# 27" WQHD 144hz GSYNC



## alex2712 (10. August 2018)

Guten  Abend zusammen,

mein neuer PC ist endlich da. Jetzt muss irgendwie auch ein neuer Monitor her 

Es soll ein 27" WQHD mit 144hz und GSYNC sein.

Ausgeben möchte ich max. 500-550€.

Habe gerade mal den HP Omen 27 ins Visier genommen. Aber da gibt es etliche für und wider...

Wäre für eine Empfehlung sehr dankbar.


----------



## IICARUS (10. August 2018)

Bis 550 Euro fällt die Auswahl nicht gross aus, zumindest wenn ich mich mit den Filter nicht vertan haben sollte.
Monitore mit Diagonale ab 27", Auflösung: 2560x1440 (WQHD), Bildwiederholfrequenz: ab 144Hz, Variable Synchronisierung: NVIDIA G-Sync Preisvergleich Geizhals Deutschland


----------



## alex2712 (10. August 2018)

also wäre der Omen schon in Ordnung. Denke mal den werde ich mir  morgen kaufen. 
Danke


----------



## IICARUS (10. August 2018)

Kann da leider nicht mehr aussagen als was zu den zwei Monitore bereits dazu dabei steht.
Vielleicht noch ein wenig warten bis sich jemand dazu meldet der die zwei Monitore besser kennt.

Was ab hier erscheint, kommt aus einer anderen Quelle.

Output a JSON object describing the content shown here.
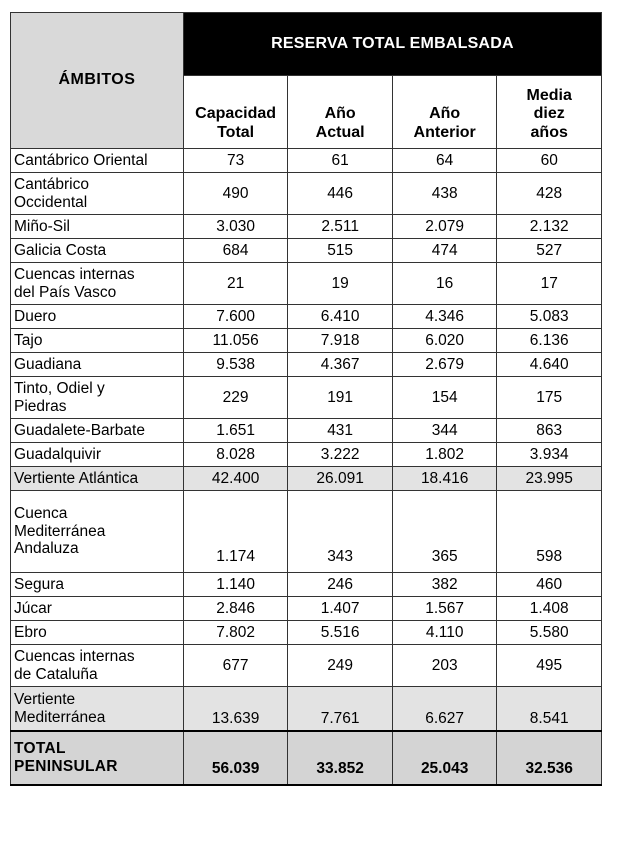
{
  "table": {
    "title": "RESERVA TOTAL EMBALSADA",
    "row_header": "ÁMBITOS",
    "columns": [
      "Capacidad\nTotal",
      "Año\nActual",
      "Año\nAnterior",
      "Media\ndiez\naños"
    ],
    "rows": [
      {
        "name": "Cantábrico Oriental",
        "values": [
          "73",
          "61",
          "64",
          "60"
        ],
        "kind": "normal"
      },
      {
        "name": "Cantábrico\nOccidental",
        "values": [
          "490",
          "446",
          "438",
          "428"
        ],
        "kind": "normal"
      },
      {
        "name": "Miño-Sil",
        "values": [
          "3.030",
          "2.511",
          "2.079",
          "2.132"
        ],
        "kind": "normal"
      },
      {
        "name": "Galicia Costa",
        "values": [
          "684",
          "515",
          "474",
          "527"
        ],
        "kind": "normal"
      },
      {
        "name": "Cuencas internas\ndel País Vasco",
        "values": [
          "21",
          "19",
          "16",
          "17"
        ],
        "kind": "normal"
      },
      {
        "name": "Duero",
        "values": [
          "7.600",
          "6.410",
          "4.346",
          "5.083"
        ],
        "kind": "normal"
      },
      {
        "name": "Tajo",
        "values": [
          "11.056",
          "7.918",
          "6.020",
          "6.136"
        ],
        "kind": "normal"
      },
      {
        "name": "Guadiana",
        "values": [
          "9.538",
          "4.367",
          "2.679",
          "4.640"
        ],
        "kind": "normal"
      },
      {
        "name": "Tinto, Odiel y\nPiedras",
        "values": [
          "229",
          "191",
          "154",
          "175"
        ],
        "kind": "normal"
      },
      {
        "name": "Guadalete-Barbate",
        "values": [
          "1.651",
          "431",
          "344",
          "863"
        ],
        "kind": "normal"
      },
      {
        "name": "Guadalquivir",
        "values": [
          "8.028",
          "3.222",
          "1.802",
          "3.934"
        ],
        "kind": "normal"
      },
      {
        "name": "Vertiente Atlántica",
        "values": [
          "42.400",
          "26.091",
          "18.416",
          "23.995"
        ],
        "kind": "subtotal"
      },
      {
        "name": "Cuenca\nMediterránea\nAndaluza",
        "values": [
          "1.174",
          "343",
          "365",
          "598"
        ],
        "kind": "normal"
      },
      {
        "name": "Segura",
        "values": [
          "1.140",
          "246",
          "382",
          "460"
        ],
        "kind": "normal"
      },
      {
        "name": "Júcar",
        "values": [
          "2.846",
          "1.407",
          "1.567",
          "1.408"
        ],
        "kind": "normal"
      },
      {
        "name": "Ebro",
        "values": [
          "7.802",
          "5.516",
          "4.110",
          "5.580"
        ],
        "kind": "normal"
      },
      {
        "name": "Cuencas internas\nde Cataluña",
        "values": [
          "677",
          "249",
          "203",
          "495"
        ],
        "kind": "normal"
      },
      {
        "name": "Vertiente\nMediterránea",
        "values": [
          "13.639",
          "7.761",
          "6.627",
          "8.541"
        ],
        "kind": "subtotal"
      },
      {
        "name": "TOTAL\nPENINSULAR",
        "values": [
          "56.039",
          "33.852",
          "25.043",
          "32.536"
        ],
        "kind": "total"
      }
    ],
    "colors": {
      "header_black": "#000000",
      "header_gray": "#d9d9d9",
      "subtotal_gray": "#e3e3e3",
      "total_gray": "#d4d4d4"
    }
  }
}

Es sind auch beides TN Panel.
Selbst wenn ich den Betrag auf 600 Euro erhöhe sind zwar noch zwei Monitore dabei, aber am Panel ändert sich nichts dran.
Monitore mit Diagonale ab 27", Auflösung: 2560x1440 (WQHD), Bildwiederholfrequenz: ab 144Hz, Variable Synchronisierung: NVIDIA G-Sync Preisvergleich Geizhals Deutschland


----------



## alex2712 (10. August 2018)

Ja, habe jetzt selber mal bischen geschaut. IPS ab ~700€. Aber benötigt man das unbedingt für CS,  WoW, Overwatch, PUBG? 
Bis jetzt habe ich Monitore eher nach gusto als nach Panel gekauft. Aber so wirklich Tests finde ich vom HP Omen 27 nicht, was mich etwas irritiert.


----------



## JoM79 (11. August 2018)

IICARUS schrieb:


> Es sind auch beides TN Panel.
> Selbst wenn ich den Betrag auf 600 Euro erhöhe sind zwar noch zwei Monitore dabei, aber am Panel ändert sich nichts dran.
> Monitore mit Diagonale ab 27", Auflösung: 2560x1440 (WQHD), Bildwiederholfrequenz: ab 144Hz, Variable Synchronisierung: NVIDIA G-Sync Preisvergleich Geizhals Deutschland


Klar ändert sich was am Panel, der Asus hat nativ 8bit, die anderen 3 nur 6bit+FRC.

@TE
Wie wichtig ist dir Gsync?


----------



## trigger831 (11. August 2018)

Der Acer hat doch auch "echte" 8bit ohne FRC.


----------



## JoM79 (11. August 2018)

Hmm, hatte 6bit+FRC in Erinnerung.
Bleibt halt noch die hohe Grundhelligkeit und das aggressive Coating, welches der Asus aber auch hat.


----------



## alex2712 (11. August 2018)

*AW: 27&amp;amp;amp;quot; WQHD 144hz GSYNC*

GSYNC ist nice to have, aber sicher kein muss, wenn der Rest des monitors dafür umso mehr überzeugt.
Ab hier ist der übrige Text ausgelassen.